Paid Media: Includes all paid advertising on external channels (e.g. advertisement in daily newspapers, banners on external websites, etc.).
Owned Media: Describes all publications (corporate publishing) that a company creates and publishes itself.
Earned Media: Includes all independent editorial publications about a company that are published without a direct order from the company.
Crossmedia: Describes the networked use of different communication/advertising channels in the context of communication and marketing activities. In particular, the coordinated use of offline and online channels is much discussed in this context.

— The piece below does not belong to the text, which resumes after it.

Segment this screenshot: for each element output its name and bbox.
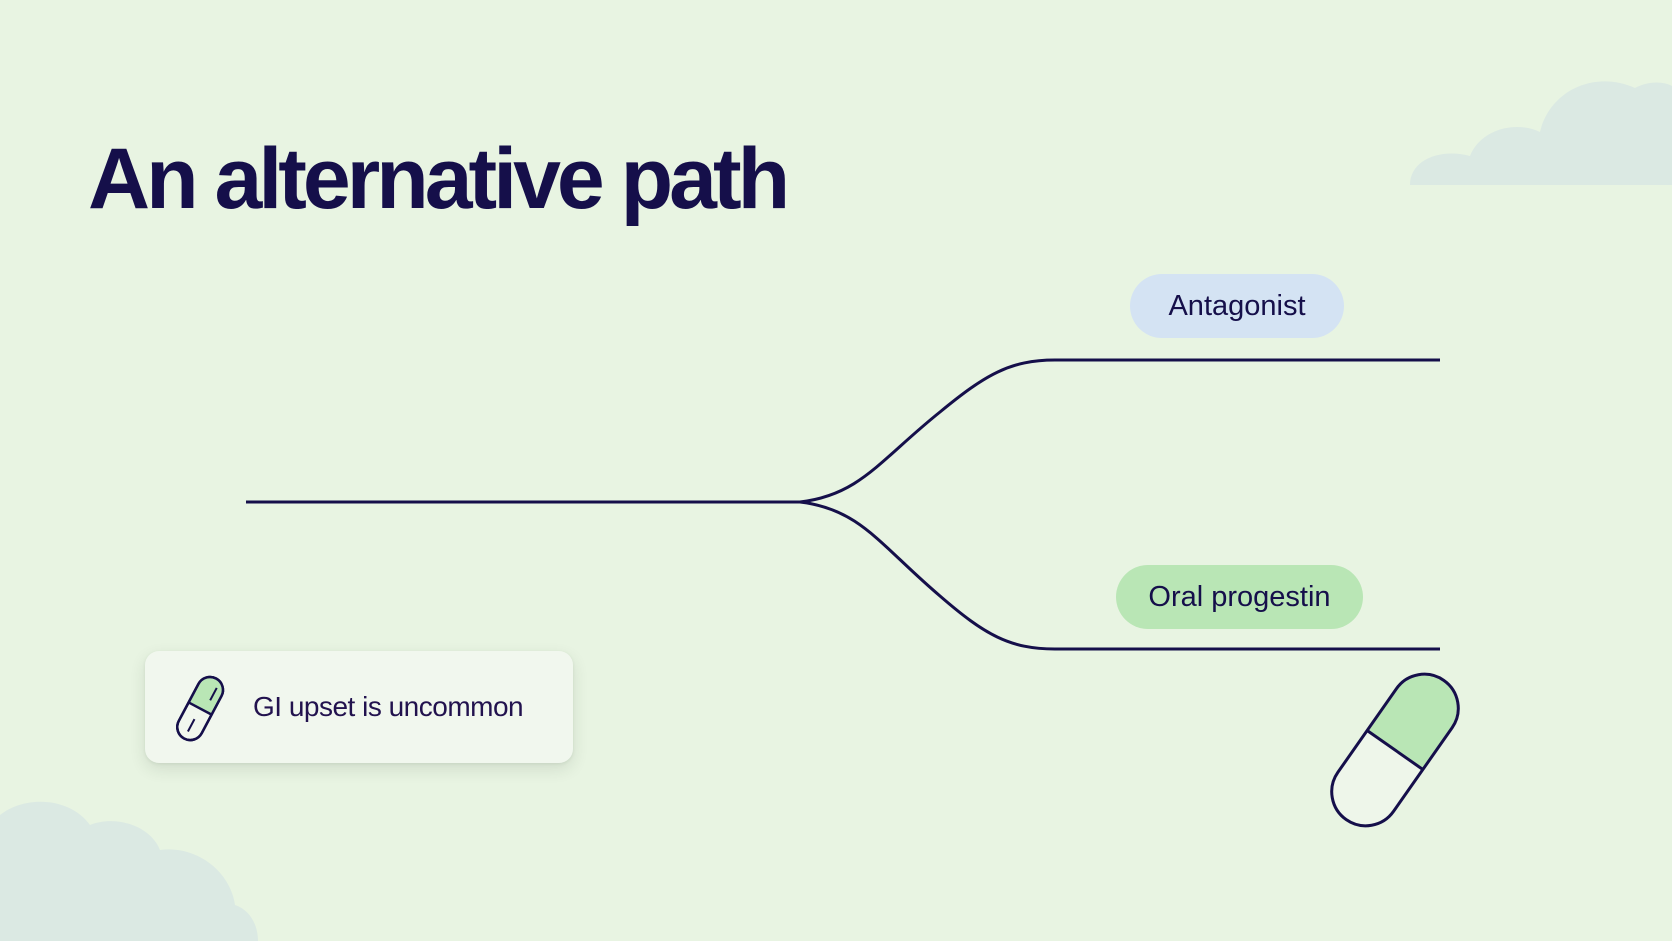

Corporate Newsroom: Organizational model for the efficient control of networked communication activities in companies. The newsroom or news desk is a tried and tested organizational concept in the media industry.
Integrated communication: Ensuring the content and formal coordination/networking of all communication measures within a company. In practice, this often represents a major challenge due to the numerous measures/channels, high volume of data and different responsibilities.
Storytelling: In corporate media, storytelling is a form of advertising that ideally does not advertise the product itself, but tells a story about the product that is emotionally charged and often rich in images. This leads to a paradigm shift away from “brand-centered” stories towards “customer-centered” ones. See also here…
Customer Journey: Describes the “journey” of a customer from the first contact with a brand, service or product to the actual purchase or use of the service. This is associated with the assumption that a uniform image of the brand should be conveyed at all stations and that the journey should be as pleasant as possible so that a purchase is made.
Content strategy: A content strategy regulates the deliberate and efficient handling of (digital) content in corporate communications. The content strategy ensures a uniform appearance and a meaningful sequence of the publications of an organisation, which ultimately convey a uniform brand image.
Touchpoints: Designates all points of contact between consumers and a brand.
Touchpoint management: Ensures that all touchpoints are networked in such a way that the customer journey is as positive as possible and that the customer receives a uniform and positive impression of the brand at all points of contact.
Brand communication: umbrella term for all communication activities aimed at creating a uniform brand image, i.e. corporate identity.
360-degree communication: Sending communication messages via various channels. Today, those responsible for communication rather strive for integrated communication, in which channels are played specifically with a view to the different target groups.
Corporate publishing: umbrella term for journalistic and periodic corporate communication with its own media (see Owned Media).
Digital communication: Communication that takes place with the help of digital media, e.g. on the Internet via social media channels, email or video platforms etc. The transition from the analogue world to digital communication is also referred to as digital transformation.
Corporate Management System: Software for the collaborative creation, editing and organization of content. A uniform CMS or coordinated interfaces between different systems facilitate the integrated communication of the company.
Digital transformation: Identification of the effects of digitalization on existing business models. Often not only individual functions and business areas are affected, but the entire value chain. Digital transformation uses the potential of the integration and implementation of new technologies as an opportunity to change existing business models.